Monday, July 7, 2014

Coda IV



             


            Yasha Schulevitz then underwent a transformation not unlike a legion of his co-religionists.  He raised and lowered the banner of various ideologies:  the Jewish Enlightenment, Yiddhism, both its aesthetic and political arms, Communism, Bundism, Hebraism and Zionism, Psychoanalysis as a Metaphysical view of the world, and finally, in the eyes of his innumerable and dogged critics, egotistical nihilism.   
            And during all these sea changes he wrote sparkling, lucid Hebrew verse.  He penned occasional pieces for the Yiddish press, and each one, charged with venom and charm, caused riotous debate and even the occasional brawl.  His first collection of poems, Two Sisters, was widely rumored to be based on love affair he had with the wealthy daughters of a Warsaw neurologist.  The poems hinted at all manner of sexual malfeasance.  Yasha with one girl, and then the other; Yasha with them both simultaneously;  and the final insult to general morality, the girls together, and Yasha watching, an affront to nature and the Torah.  But Yasha’s poems were always of the highest caliber, even if his subject matter sparked the most violent debate. 

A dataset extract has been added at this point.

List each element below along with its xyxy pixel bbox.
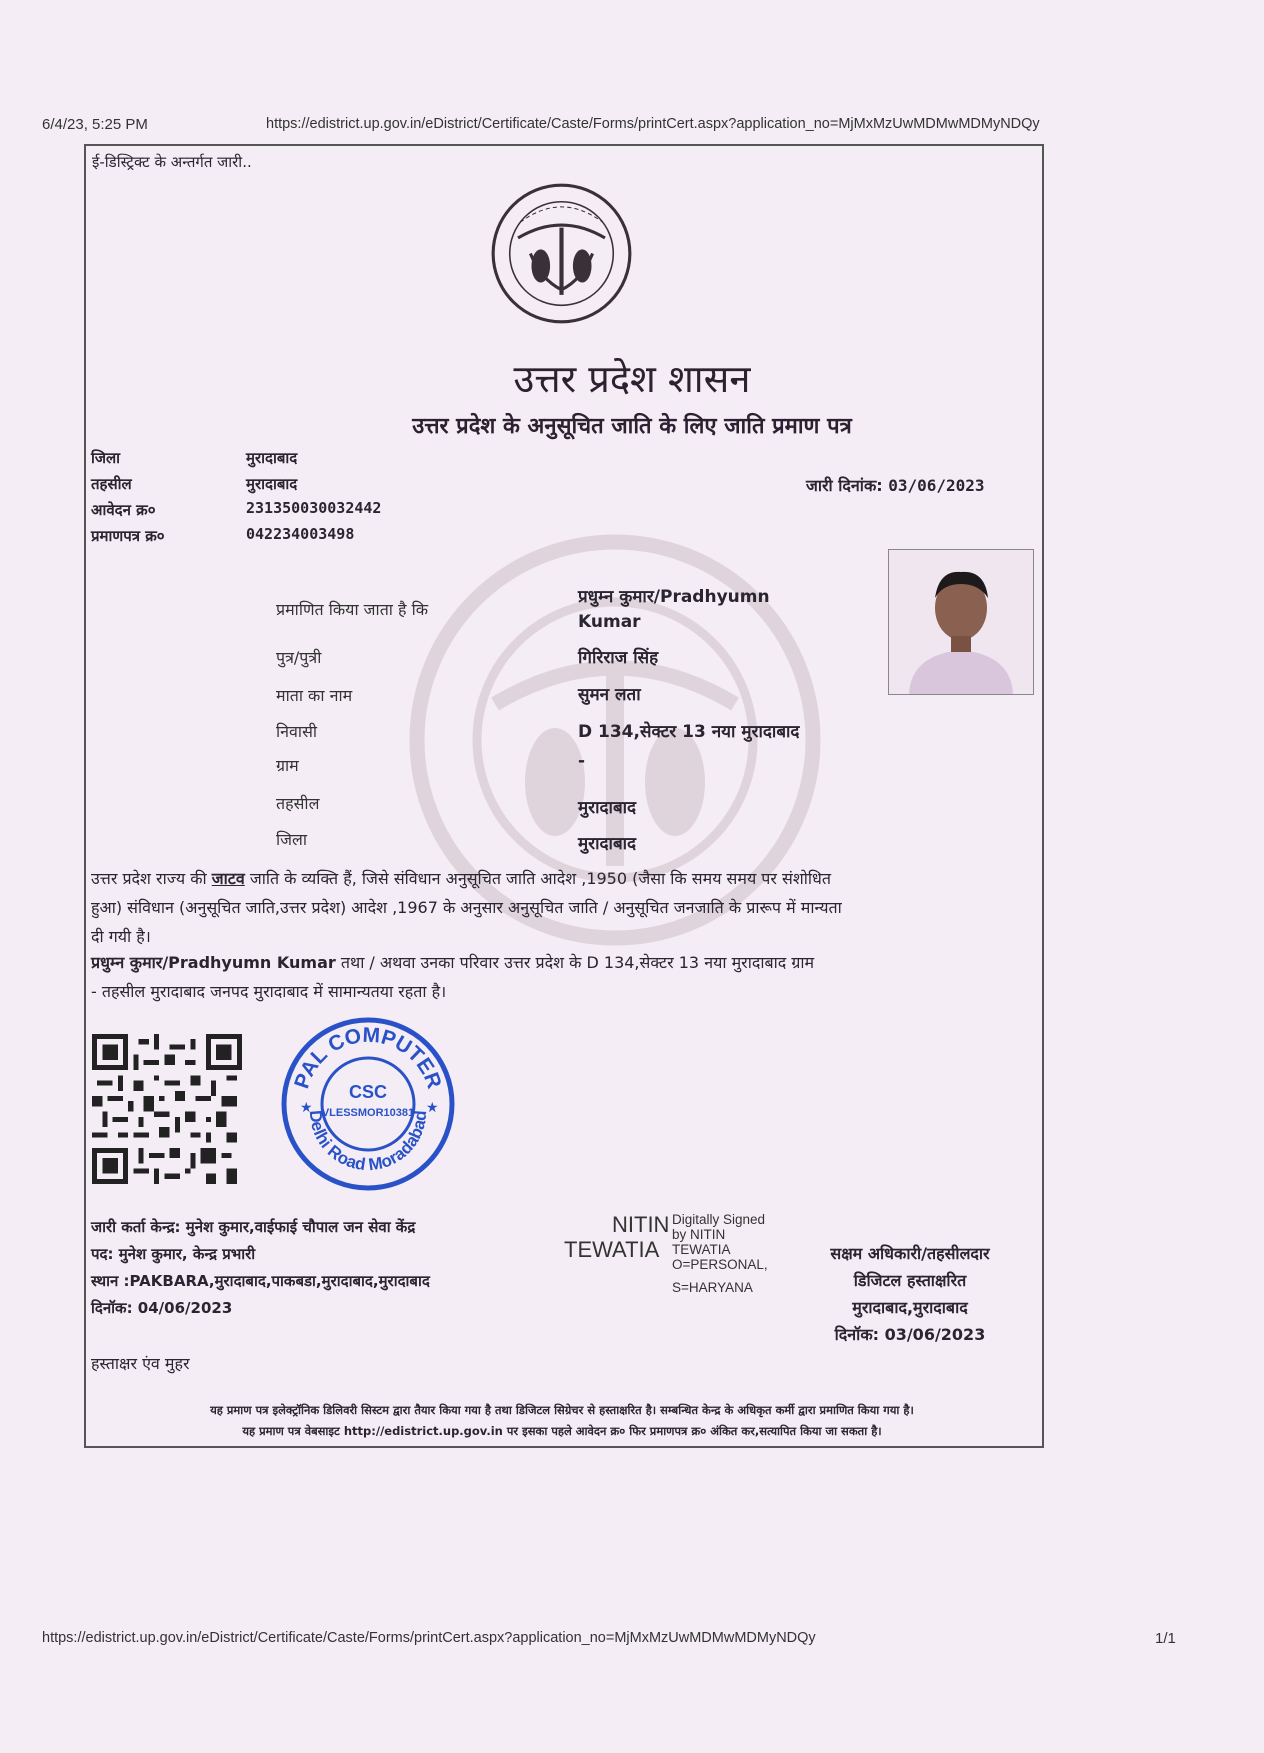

            Then began his lean years:  Yasha moved to Paris before the Great War, and when hostilities broke out, as an Austrian citizen he was detained as an enemy alien.  After the war he settled in Palestine, his beloved at the time, one of the wealthy Warsaw daughters, was killed in Arab rioting in Jerusalem.  So Yasha returned to Europe.  Tel Aviv and Jerusalem could not compare to the grander of Paris, Vienna, and even Warsaw.  And the antisemitism on display  in Europe was far more decorous than in the that in the Holy Land.    

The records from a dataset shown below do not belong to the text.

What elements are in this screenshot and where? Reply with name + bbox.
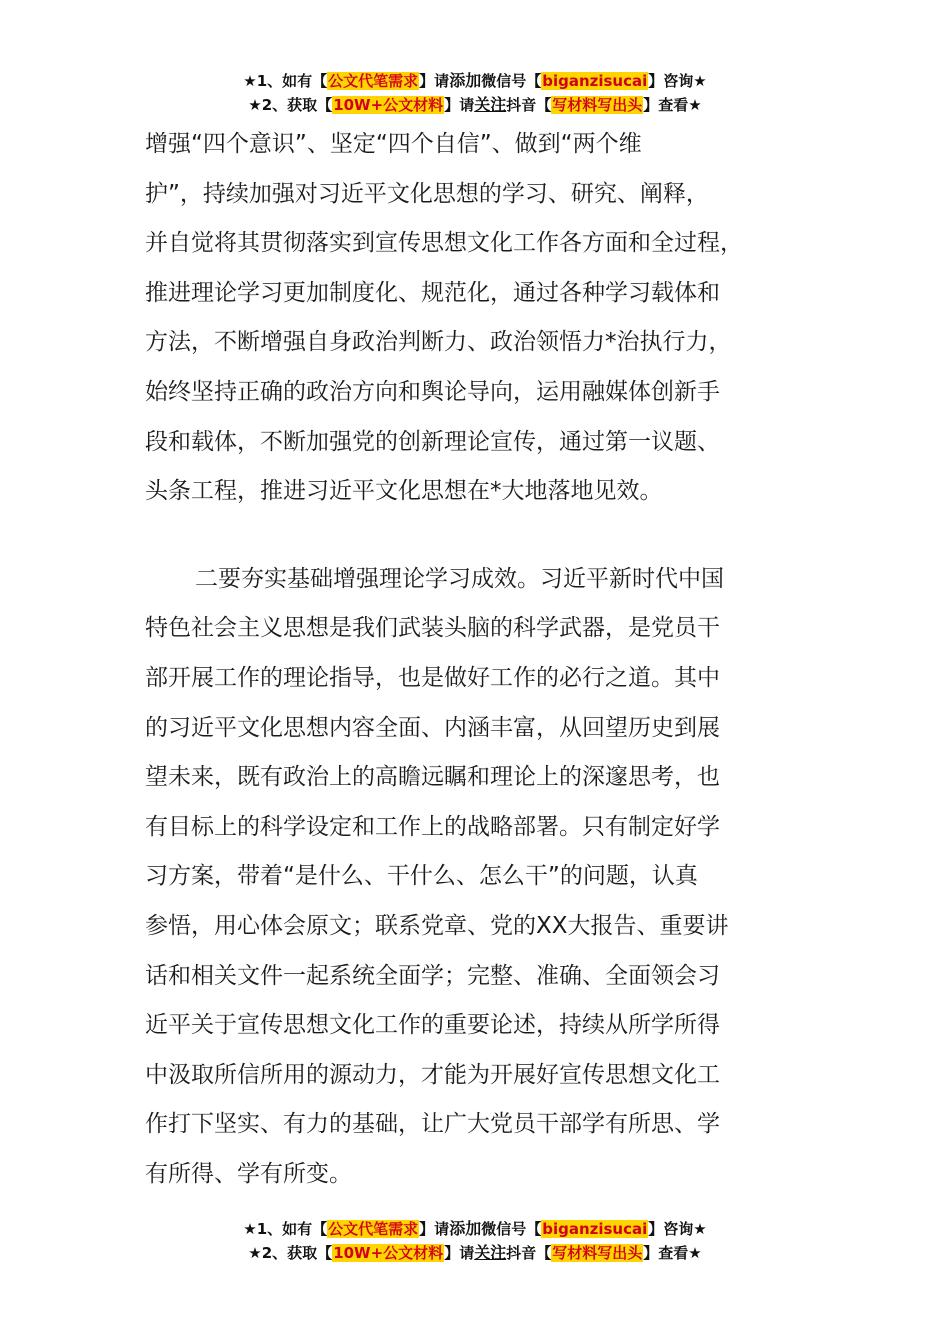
banner-emphasis: 添加 [449, 71, 482, 90]
banner-line-2 [0, 1242, 950, 1266]
highlight-materials: 10W+公文材料 [333, 1244, 444, 1262]
text-line: 头条工程，推进习近平文化思想在*大地落地见效。 [145, 478, 663, 505]
text-line: 有所得、学有所变。 [145, 1160, 352, 1187]
highlight-ghostwriting: 公文代笔需求 [328, 72, 419, 90]
text-line: 始终坚持正确的政治方向和舆论导向，运用融媒体创新手 [145, 378, 720, 405]
banner-text: 】请 [419, 1220, 450, 1238]
banner-emphasis: 关注 [474, 1243, 507, 1262]
banner-text: 】咨询★ [648, 1220, 707, 1238]
text-line: 并自觉将其贯彻落实到宣传思想文化工作各方面和全过程， [145, 230, 743, 257]
text-line: 有目标上的科学设定和工作上的战略部署。只有制定好学 [145, 813, 720, 840]
text-line: 话和相关文件一起系统全面学；完整、准确、全面领会习 [145, 962, 720, 989]
text-line: 望未来，既有政治上的高瞻远瞩和理论上的深邃思考，也 [145, 764, 720, 791]
banner-emphasis: 添加 [449, 1219, 482, 1238]
banner-text: 】查看★ [643, 1244, 702, 1262]
banner-text: ★2、获取【 [248, 96, 333, 114]
paragraph-1 [145, 120, 810, 517]
banner-line-2 [0, 94, 950, 118]
banner-text: ★1、如有【 [243, 1220, 328, 1238]
text-line: 部开展工作的理论指导，也是做好工作的必行之道。其中 [145, 664, 720, 691]
text-line: 段和载体，不断加强党的创新理论宣传，通过第一议题、 [145, 428, 720, 455]
text-line: 增强“四个意识”、坚定“四个自信”、做到“两个维 [145, 131, 642, 157]
banner-text: ★1、如有【 [243, 72, 328, 90]
banner-text: ★2、获取【 [248, 1244, 333, 1262]
highlight-ghostwriting: 公文代笔需求 [328, 1220, 419, 1238]
paragraph-2 [145, 555, 810, 1200]
text-line: 近平关于宣传思想文化工作的重要论述，持续从所学所得 [145, 1012, 720, 1039]
banner-text: 抖音【 [506, 1244, 552, 1262]
highlight-wechat-id: biganzisucai [542, 72, 648, 90]
text-line: 作打下坚实、有力的基础，让广大党员干部学有所思、学 [145, 1111, 720, 1138]
text-line: 参悟，用心体会原文；联系党章、党的XX大报告、重要讲 [145, 912, 729, 939]
highlight-wechat-id: biganzisucai [542, 1220, 648, 1238]
highlight-douyin-account: 写材料写出头 [552, 1244, 643, 1262]
footer-banner [0, 1218, 950, 1266]
text-line: 二要夯实基础增强理论学习成效。习近平新时代中国 [195, 565, 724, 592]
text-line: 方法，不断增强自身政治判断力、政治领悟力*治执行力， [145, 329, 732, 356]
document-body [145, 120, 810, 1199]
header-banner [0, 70, 950, 118]
banner-text: 】请 [419, 72, 450, 90]
banner-line-1 [0, 70, 950, 94]
banner-emphasis: 关注 [474, 95, 507, 114]
banner-line-1 [0, 1218, 950, 1242]
text-line: 中汲取所信所用的源动力，才能为开展好宣传思想文化工 [145, 1061, 720, 1088]
highlight-materials: 10W+公文材料 [333, 96, 444, 114]
banner-text: 】咨询★ [648, 72, 707, 90]
text-line: 习方案，带着“是什么、干什么、怎么干”的问题，认真 [145, 863, 698, 890]
banner-text: 】请 [444, 96, 475, 114]
banner-text: 微信号【 [481, 1220, 542, 1238]
banner-text: 】请 [444, 1244, 475, 1262]
text-line: 特色社会主义思想是我们武装头脑的科学武器，是党员干 [145, 615, 720, 642]
highlight-douyin-account: 写材料写出头 [552, 96, 643, 114]
banner-text: 抖音【 [506, 96, 552, 114]
banner-text: 】查看★ [643, 96, 702, 114]
text-line: 推进理论学习更加制度化、规范化，通过各种学习载体和 [145, 279, 720, 306]
text-line: 护”，持续加强对习近平文化思想的学习、研究、阐释， [145, 180, 709, 207]
banner-text: 微信号【 [481, 72, 542, 90]
text-line: 的习近平文化思想内容全面、内涵丰富，从回望历史到展 [145, 714, 720, 741]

            Then began the forgotten years:  For nearly a decade, no one heard a word from him.  Every now and again a piece would appear in the Yiddish Press under the by-line of his name.  And even a Hebrew poem or two would sprout up unexpectedly, like a flower during a winter thaw, in a literary journal.  A few fellow poets made inquiries about Yasha’s whereabouts but could find out nothing definitive.  The landlady at his last known address said he had “returned to the provinces.”  
           Yasha Schulevitz was then largely forgotten.